Oleh: Fadli Moh. Noch

Penyusunan Peraturan Perundang-undangan adalah proses interaksi, relasi dan kebersamaan yang melibatkan berbagai pihak kepentingan meliputi unsur-unsur; pemerintah/pemerintah daerah, lembaga supra struktur, infrastruktur, lembaga sosial masyarakat, akademisi, organisasi profesional, organisasi kemasyarakatan, dan masyarakat lainnya selaku pemangku kepentingan (stakeholders). Unsur-unsur pemangku kepentingan tersebut secara emosional, struktural dan kontekstual, memiliki kesamaan kepentingan, yaitu memperjuangkan masalah yang dihadapi dan dirasakannya untuk mendapatkan pemecahannya. Kalau kita memandang komponen masyarakat dengan berbagai masalahnya, dan komponen pembuat keputusan berkewajiban memecahkan masalah yang dihadapi masyarakat, kedua komponen tersebut sangat penting dalam policy process. Diperlukan kebersamaan untuk menselaraskan persepsi dan cara berfikir, cara pandang dalam melihat masalah dan kepentingan masing-masing.
Read More.....


Dengan prinsip kebersamaan dalam proses penyusunan Peraturan Perundang-undangan yang muncul dan berkembang di masyarakat dengan berbagai perbedaannya, harus dikelola menjadi masalah bersama dan dipecahkan bersama, untuk kepentingan bersama. Pembentukan Peraturan Perundang-undangan pada hakekatnya dapat dilakukan untuk tujuan yaitu: memformalkan nilai-nilai yang hidup dalam masyarakat (mengakomodir norma menjadi norma hukum). Kedua; menciptakan perubahan berdasarkan visi dan misi, dengan membuat aturan-aturan yang mengakomodasi nilai-nilai yang berkembang dan berbeda dengan nilai-nilai yang dianut masyarakat, sehingga mengubah dan/atau memarjinalkan nilai-nilai masyarakat yang ada.
Kerjasama dan pelibatan pemangku kepentingan, merupakan kaidah yang harus dipenuhi dalam proses penyusunan Peraturan Perundang-undangan, dan sangat menentukan keberhasilan dalam proses dan prosedur penyusunan dan pembentukan, serta dalam pelaksanaan Peraturan Perundang-undangan (diterima masyarakat). Menjadi tugas dan tanggung jawab pemerintahan daerah untuk menumbuh kembangkan hubungan (relasi) kebersamaan dengan mengenali, memahami nilai-nilai di masyarakat dan masalah yang harus dipecahkan bersama di dalam proses penyusunan peraturan daerah. Dengan pendekatan kesejahteraan dan pengayoman, perbedaan pandangan, kebutuhan dan kepentingan antara pemerintah dengan masyarakat luas dapat diseimbangkan dan disesuaikan, dan yang paling penting diterima oleh pihak yang kena dampaknya. 

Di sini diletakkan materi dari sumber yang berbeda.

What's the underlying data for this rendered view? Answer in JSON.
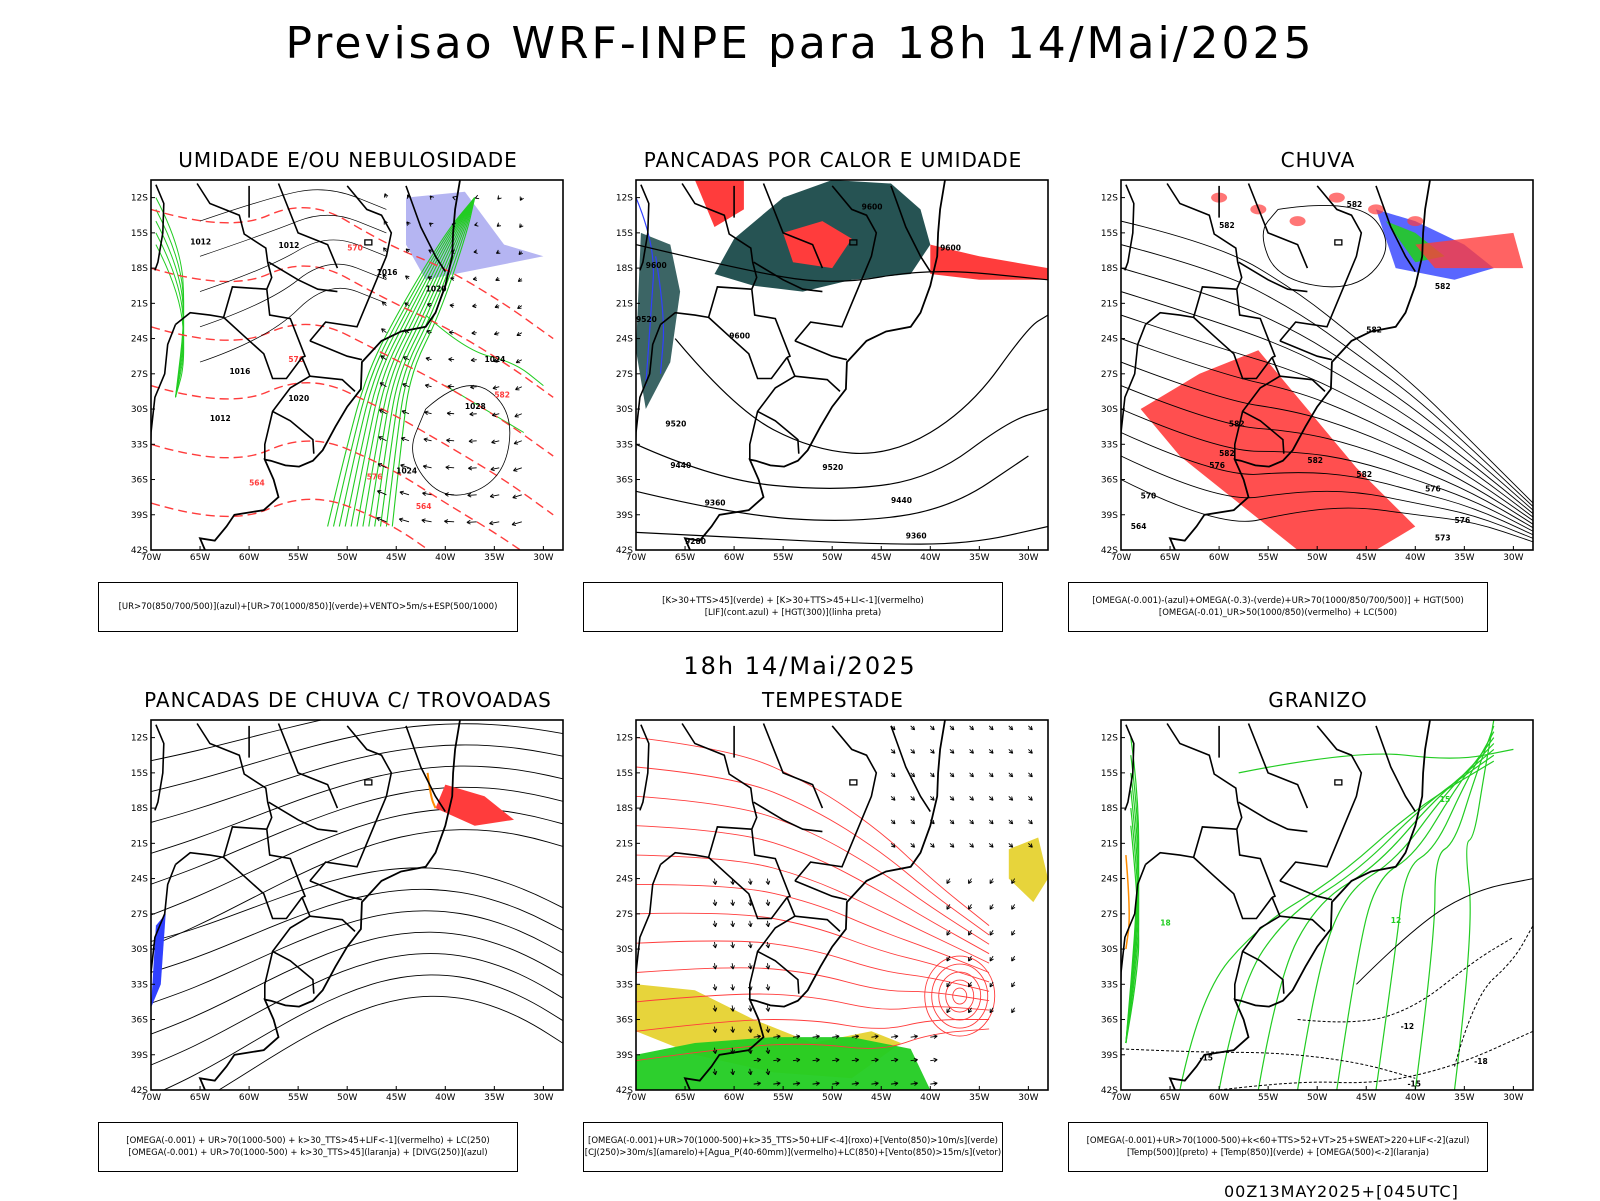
{
  "title": "Previsao WRF-INPE  para 18h 14/Mai/2025",
  "mid_title": "18h 14/Mai/2025",
  "footer": "00Z13MAY2025+[045UTC]",
  "axes": {
    "lat_labels": [
      "12S",
      "15S",
      "18S",
      "21S",
      "24S",
      "27S",
      "30S",
      "33S",
      "36S",
      "39S",
      "42S"
    ],
    "lon_labels": [
      "70W",
      "65W",
      "60W",
      "55W",
      "50W",
      "45W",
      "40W",
      "35W",
      "30W"
    ]
  },
  "colors": {
    "red": "#ff3c3c",
    "green": "#22cc22",
    "blue": "#3040ff",
    "dark_teal": "#1a4a4a",
    "lavender": "#a8a8f0",
    "yellow": "#e6d230",
    "orange": "#ff8c00",
    "black": "#000000"
  },
  "panels": [
    {
      "id": "umidade",
      "title": "UMIDADE E/OU NEBULOSIDADE",
      "legend": [
        "[UR>70(850/700/500)](azul)+[UR>70(1000/850)](verde)+VENTO>5m/s+ESP(500/1000)"
      ],
      "contour_labels": [
        "1012",
        "1016",
        "1020",
        "1024",
        "1028",
        "564",
        "570",
        "576",
        "582"
      ]
    },
    {
      "id": "pancadas-calor",
      "title": "PANCADAS POR CALOR E UMIDADE",
      "legend": [
        "[K>30+TTS>45](verde) + [K>30+TTS>45+LI<-1](vermelho)",
        "[LIF](cont.azul) + [HGT(300)](linha preta)"
      ],
      "contour_labels": [
        "9600",
        "9520",
        "9440",
        "9360",
        "9280"
      ]
    },
    {
      "id": "chuva",
      "title": "CHUVA",
      "legend": [
        "[OMEGA(-0.001)-(azul)+OMEGA(-0.3)-(verde)+UR>70(1000/850/700/500)] + HGT(500)",
        "[OMEGA(-0.01)_UR>50(1000/850)(vermelho) + LC(500)"
      ],
      "contour_labels": [
        "582",
        "576",
        "570",
        "564"
      ]
    },
    {
      "id": "pancadas-trovoadas",
      "title": "PANCADAS DE CHUVA C/ TROVOADAS",
      "legend": [
        "[OMEGA(-0.001) + UR>70(1000-500) + k>30_TTS>45+LIF<-1](vermelho) + LC(250)",
        "[OMEGA(-0.001) + UR>70(1000-500) + k>30_TTS>45](laranja) + [DIVG(250)](azul)"
      ],
      "contour_labels": []
    },
    {
      "id": "tempestade",
      "title": "TEMPESTADE",
      "legend": [
        "[OMEGA(-0.001)+UR>70(1000-500)+k>35_TTS>50+LIF<-4](roxo)+[Vento(850)>10m/s](verde)",
        "[CJ(250)>30m/s](amarelo)+[Agua_P(40-60mm)](vermelho)+LC(850)+[Vento(850)>15m/s](vetor)"
      ],
      "contour_labels": []
    },
    {
      "id": "granizo",
      "title": "GRANIZO",
      "legend": [
        "[OMEGA(-0.001)+UR>70(1000-500)+k<60+TTS>52+VT>25+SWEAT>220+LIF<-2](azul)",
        "[Temp(500)](preto) + [Temp(850)](verde) + [OMEGA(500)<-2](laranja)"
      ],
      "contour_labels": [
        "-12",
        "-15",
        "-18",
        "12",
        "15",
        "18"
      ]
    }
  ]
}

Pembentukan Peraturan Perundang-undangan merupakan proses yang dinamis yang secara terus menerus mengalami perubahan, sesuai dengan dinamika dan kebutuhan hukum yang berkembang di masyarakat. Disamping itu, pengaruh globalisasi yang didukung oleh ilmu pengetahuan dan teknologi informasi, telah membuka sekat-sekat pembatas wilayah teritorial dan wilayah kepentingan. Selain itu, teknologi komunikasi dan informasi memberi akses kemudahan yang mendekatkan relasi kepentingan; antara kepentingan negara/pemerintah dengan warga negara atau rakyatnya, antara kepentingan sesama warga negara, dan antara kepentingan warganegara suatu negara dengan warganegara dari negara lain.

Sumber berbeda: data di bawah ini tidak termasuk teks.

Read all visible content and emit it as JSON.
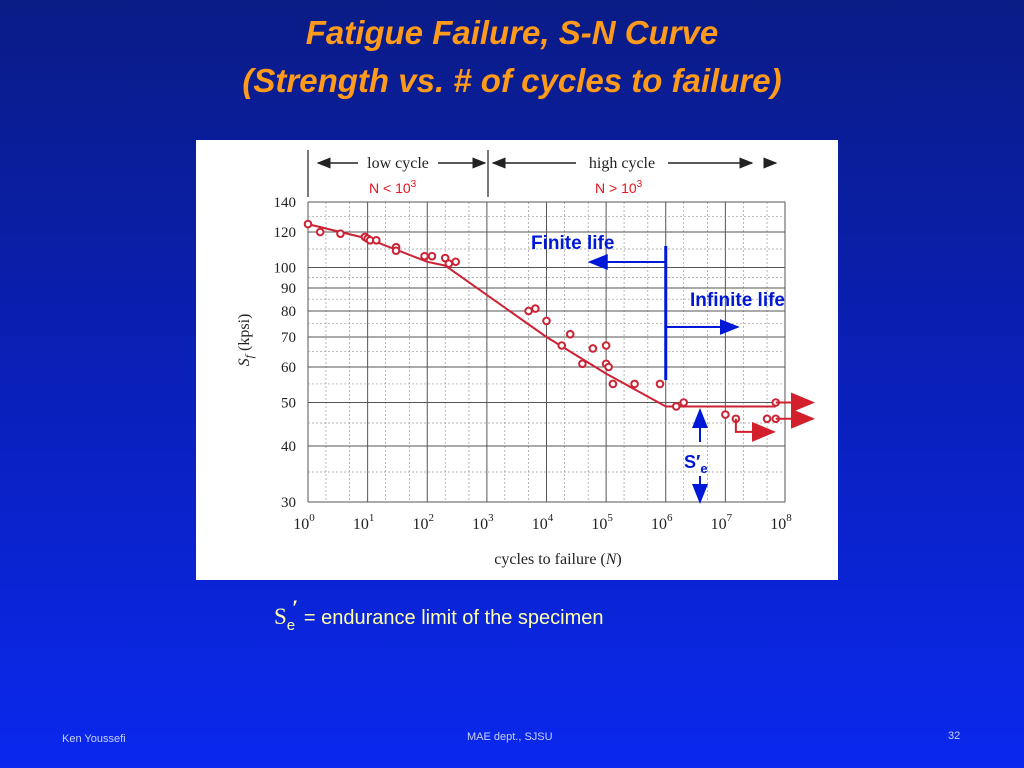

Globalisasi ilmu pengetahuan dan teknologi informasi, dilihat dari kacamata pemberdayaan masyarakat, berpengaruh positif, yaitu terbukanya akses rakyat selaku pemangku kepentingan untuk mendapatkan informasi dan menyampaikan aspirasinya. Dinamika pengaruh lingkungan global dan regional, mendorong perubahan paradigma pengambil kebijakan, dengan memberikan akses kepada masyarakat mendapatkan kesempatan terlibat atau berperan aktif dalam proses penyusunan dan pembentukan suatu Peraturan Perundang-undangan, dan melakukan pengawasan publik atas pelaksanaan suatu Peraturan Perundang-undangan atau kebijakan publik.

Partisipasi masyarakat atau pelibatan masyarakat dalam proses penyusunan dan pembentukan peraturan perundang-undangan, mendapat tempat dan diatur, antara lain dalam Undang-Undang Nomor 10 Tahun 2004, dan Peraturan Presiden Nomor 68 Tahun 2005. Secara garis besar pengaturan Partisipasi Masyarakat dalam Peraturan Perundang-undangan tersebut, dapat diuraikan pada bagian berikut ini.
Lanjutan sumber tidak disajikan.